Saturday, August 21, 2010

Cleveland Legislator Wants to Sanitize Criminal Records

If the following editorial did not appear in a reputable newspaper, the Columbus Dispatch, it would be hard to believe it is true. An Ohio state senator has sponsored a bill, along with 5 co-sponsors, that would require the criminal record of any non-violent offender to be wiped from her record after 5 crime free years.

However, expungement is not enough. The record, or any reference to the offense, must be purged from the media archives, even the Internet, or there will be consequences.

The Dispatch reports like this:

A bill sponsored by state Senator Shirley A. Smith of Cleveland would allow nonviolent criminals with multiple convictions to ask to have their police and court records sealed after they've gone five years without any legal trouble. That's troubling enough: Society is entitled to know when someone repeatedly has broken the law, violently or not.

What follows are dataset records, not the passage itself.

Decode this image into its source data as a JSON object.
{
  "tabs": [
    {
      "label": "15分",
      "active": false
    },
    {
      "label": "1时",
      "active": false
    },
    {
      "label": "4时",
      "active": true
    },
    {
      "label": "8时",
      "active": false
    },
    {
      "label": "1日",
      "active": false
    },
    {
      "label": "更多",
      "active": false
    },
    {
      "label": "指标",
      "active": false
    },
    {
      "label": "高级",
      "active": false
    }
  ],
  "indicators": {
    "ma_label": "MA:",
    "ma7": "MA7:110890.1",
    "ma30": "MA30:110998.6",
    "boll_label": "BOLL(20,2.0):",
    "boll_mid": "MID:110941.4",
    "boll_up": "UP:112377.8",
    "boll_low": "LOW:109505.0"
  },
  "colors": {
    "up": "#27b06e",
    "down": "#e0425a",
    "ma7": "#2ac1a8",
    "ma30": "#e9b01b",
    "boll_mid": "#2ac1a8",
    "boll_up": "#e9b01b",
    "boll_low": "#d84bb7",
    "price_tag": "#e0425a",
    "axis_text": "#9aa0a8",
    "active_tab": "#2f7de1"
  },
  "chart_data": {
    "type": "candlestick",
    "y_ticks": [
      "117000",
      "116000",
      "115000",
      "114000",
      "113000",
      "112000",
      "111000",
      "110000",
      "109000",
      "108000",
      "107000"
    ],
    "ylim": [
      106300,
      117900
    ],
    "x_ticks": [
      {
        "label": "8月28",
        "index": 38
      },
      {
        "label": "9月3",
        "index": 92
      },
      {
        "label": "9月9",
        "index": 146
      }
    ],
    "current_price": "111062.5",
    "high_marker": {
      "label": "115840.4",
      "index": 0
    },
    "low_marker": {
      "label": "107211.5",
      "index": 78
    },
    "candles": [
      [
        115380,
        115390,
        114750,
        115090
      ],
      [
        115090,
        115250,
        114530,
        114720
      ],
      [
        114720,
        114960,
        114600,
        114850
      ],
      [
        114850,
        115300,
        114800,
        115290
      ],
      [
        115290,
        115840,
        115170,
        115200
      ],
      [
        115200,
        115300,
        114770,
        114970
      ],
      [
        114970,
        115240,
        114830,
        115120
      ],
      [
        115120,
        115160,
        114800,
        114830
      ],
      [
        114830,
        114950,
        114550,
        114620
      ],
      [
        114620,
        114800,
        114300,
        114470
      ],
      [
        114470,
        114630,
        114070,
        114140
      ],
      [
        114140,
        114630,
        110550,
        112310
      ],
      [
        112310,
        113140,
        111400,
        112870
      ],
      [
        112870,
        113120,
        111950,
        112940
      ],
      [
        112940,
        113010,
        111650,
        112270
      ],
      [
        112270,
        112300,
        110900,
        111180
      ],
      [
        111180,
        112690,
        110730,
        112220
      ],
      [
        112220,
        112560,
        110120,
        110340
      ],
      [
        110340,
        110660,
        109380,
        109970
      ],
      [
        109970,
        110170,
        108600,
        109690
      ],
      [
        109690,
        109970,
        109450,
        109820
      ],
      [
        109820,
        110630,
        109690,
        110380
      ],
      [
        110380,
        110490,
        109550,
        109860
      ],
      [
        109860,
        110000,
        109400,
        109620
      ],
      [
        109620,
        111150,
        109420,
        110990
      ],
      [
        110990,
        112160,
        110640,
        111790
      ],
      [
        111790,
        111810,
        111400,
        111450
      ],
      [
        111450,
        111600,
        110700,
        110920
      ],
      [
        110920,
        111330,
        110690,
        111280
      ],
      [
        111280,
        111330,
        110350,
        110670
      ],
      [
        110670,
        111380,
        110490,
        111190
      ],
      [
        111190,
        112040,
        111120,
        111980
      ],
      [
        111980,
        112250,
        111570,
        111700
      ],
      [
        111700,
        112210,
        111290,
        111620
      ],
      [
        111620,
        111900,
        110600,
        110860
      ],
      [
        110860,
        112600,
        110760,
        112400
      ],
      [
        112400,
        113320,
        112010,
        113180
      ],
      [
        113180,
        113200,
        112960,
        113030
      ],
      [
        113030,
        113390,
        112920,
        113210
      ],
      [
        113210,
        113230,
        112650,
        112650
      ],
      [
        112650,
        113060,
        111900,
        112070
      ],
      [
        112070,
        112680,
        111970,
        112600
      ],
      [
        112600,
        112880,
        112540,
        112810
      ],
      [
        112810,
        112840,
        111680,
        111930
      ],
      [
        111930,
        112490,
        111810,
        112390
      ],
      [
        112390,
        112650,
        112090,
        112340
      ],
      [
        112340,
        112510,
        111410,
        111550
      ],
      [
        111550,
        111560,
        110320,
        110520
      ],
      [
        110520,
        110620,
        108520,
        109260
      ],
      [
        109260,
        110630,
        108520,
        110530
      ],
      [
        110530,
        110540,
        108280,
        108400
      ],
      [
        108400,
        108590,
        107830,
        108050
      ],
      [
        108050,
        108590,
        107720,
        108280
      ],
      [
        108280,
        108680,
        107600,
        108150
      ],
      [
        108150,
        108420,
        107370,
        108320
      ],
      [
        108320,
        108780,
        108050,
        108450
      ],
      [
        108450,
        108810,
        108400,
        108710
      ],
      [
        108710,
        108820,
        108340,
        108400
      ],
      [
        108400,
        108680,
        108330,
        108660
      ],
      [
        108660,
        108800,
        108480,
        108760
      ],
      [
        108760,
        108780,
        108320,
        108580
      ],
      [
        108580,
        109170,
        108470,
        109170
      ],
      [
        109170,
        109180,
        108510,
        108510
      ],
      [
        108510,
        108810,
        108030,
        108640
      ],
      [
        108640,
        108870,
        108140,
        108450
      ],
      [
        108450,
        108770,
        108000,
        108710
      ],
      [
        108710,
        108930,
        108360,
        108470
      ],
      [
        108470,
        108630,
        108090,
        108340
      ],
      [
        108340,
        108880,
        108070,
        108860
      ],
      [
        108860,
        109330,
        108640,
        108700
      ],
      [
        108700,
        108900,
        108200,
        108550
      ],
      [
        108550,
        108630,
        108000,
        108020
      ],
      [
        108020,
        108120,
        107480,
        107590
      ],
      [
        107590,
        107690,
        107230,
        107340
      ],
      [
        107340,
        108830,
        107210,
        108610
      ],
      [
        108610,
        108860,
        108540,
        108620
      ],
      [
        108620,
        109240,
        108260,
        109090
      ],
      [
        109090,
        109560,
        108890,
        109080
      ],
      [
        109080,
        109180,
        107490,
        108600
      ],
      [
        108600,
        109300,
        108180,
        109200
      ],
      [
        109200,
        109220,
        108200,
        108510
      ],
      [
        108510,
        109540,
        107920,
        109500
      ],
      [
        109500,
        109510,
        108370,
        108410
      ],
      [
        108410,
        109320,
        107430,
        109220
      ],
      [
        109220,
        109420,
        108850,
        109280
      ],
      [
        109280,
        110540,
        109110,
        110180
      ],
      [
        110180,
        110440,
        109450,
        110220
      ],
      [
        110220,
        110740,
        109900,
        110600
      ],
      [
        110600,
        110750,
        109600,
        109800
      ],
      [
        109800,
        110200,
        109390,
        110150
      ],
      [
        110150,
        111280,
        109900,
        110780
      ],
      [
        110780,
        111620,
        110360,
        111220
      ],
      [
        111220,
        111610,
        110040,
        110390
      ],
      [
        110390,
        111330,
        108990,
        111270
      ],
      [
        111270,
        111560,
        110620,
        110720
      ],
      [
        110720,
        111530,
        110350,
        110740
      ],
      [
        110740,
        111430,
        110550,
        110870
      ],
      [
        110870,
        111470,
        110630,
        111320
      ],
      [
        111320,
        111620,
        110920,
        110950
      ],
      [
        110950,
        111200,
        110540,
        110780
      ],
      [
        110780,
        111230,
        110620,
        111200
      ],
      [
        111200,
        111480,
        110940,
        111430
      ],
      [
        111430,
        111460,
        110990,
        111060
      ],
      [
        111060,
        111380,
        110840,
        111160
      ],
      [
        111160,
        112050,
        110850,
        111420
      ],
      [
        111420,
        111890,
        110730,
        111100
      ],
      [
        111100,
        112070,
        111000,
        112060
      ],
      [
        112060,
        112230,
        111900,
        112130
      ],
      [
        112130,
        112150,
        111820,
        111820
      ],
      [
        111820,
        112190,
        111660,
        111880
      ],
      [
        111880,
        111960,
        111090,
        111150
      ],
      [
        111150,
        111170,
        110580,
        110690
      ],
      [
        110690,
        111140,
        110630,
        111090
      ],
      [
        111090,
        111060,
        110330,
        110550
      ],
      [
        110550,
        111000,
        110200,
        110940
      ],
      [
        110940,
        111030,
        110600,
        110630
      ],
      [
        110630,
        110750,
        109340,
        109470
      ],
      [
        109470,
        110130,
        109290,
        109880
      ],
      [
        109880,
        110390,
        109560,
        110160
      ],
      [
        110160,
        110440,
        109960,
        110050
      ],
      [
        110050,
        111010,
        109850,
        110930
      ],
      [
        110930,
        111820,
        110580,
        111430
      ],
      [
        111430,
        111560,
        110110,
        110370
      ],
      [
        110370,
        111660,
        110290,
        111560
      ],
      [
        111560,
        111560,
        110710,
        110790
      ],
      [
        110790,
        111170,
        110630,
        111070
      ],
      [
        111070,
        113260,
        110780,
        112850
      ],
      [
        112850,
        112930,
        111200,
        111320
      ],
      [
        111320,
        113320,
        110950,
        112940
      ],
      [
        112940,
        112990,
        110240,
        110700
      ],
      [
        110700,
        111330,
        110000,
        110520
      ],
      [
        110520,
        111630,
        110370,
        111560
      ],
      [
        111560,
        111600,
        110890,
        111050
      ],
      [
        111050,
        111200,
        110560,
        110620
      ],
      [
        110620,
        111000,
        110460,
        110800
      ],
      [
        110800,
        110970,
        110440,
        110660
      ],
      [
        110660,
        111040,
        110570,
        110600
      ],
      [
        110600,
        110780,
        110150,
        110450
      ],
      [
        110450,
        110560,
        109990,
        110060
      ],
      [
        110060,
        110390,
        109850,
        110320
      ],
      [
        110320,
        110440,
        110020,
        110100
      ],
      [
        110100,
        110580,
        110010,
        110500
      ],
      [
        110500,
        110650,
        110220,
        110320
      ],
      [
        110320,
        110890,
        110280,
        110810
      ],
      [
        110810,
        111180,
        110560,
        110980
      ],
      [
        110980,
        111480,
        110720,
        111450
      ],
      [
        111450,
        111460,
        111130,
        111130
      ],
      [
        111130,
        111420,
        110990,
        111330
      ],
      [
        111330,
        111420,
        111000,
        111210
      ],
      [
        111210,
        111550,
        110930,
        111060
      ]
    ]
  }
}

But Smith's bill goes much further: Incredibly, it would require that individuals and private businesses destroy any records they have of the convictions of people whose records have been sealed. Newspapers and other news media would have to delete old stories from their archives and the Internet. Should one slip up and fail to alter these histories, the penalty would be steep: a $250,000 fine. Someone who intentionally told others about an expunged conviction would be hit for $500,000 and $1 million if the information went out over the Internet.


This troubling sci-fi-esque legislation is a testament to the need for truly part-time legislative bodies. The full-time legislator has too much time to dream-up ridiculous, unconstitutional blabber that has no chance of passing and has no place within a conscientious deliberative body.

It is good to see the dispatch call out Senator Smith and her co-sponsors (Senators Teresa Fedor of Toledo, Dale Miller of Cleveland, Sue Morano of Lorain, Nina Turner of Cleveland, and Bill Seitz of Cincinnati) for such nonsense.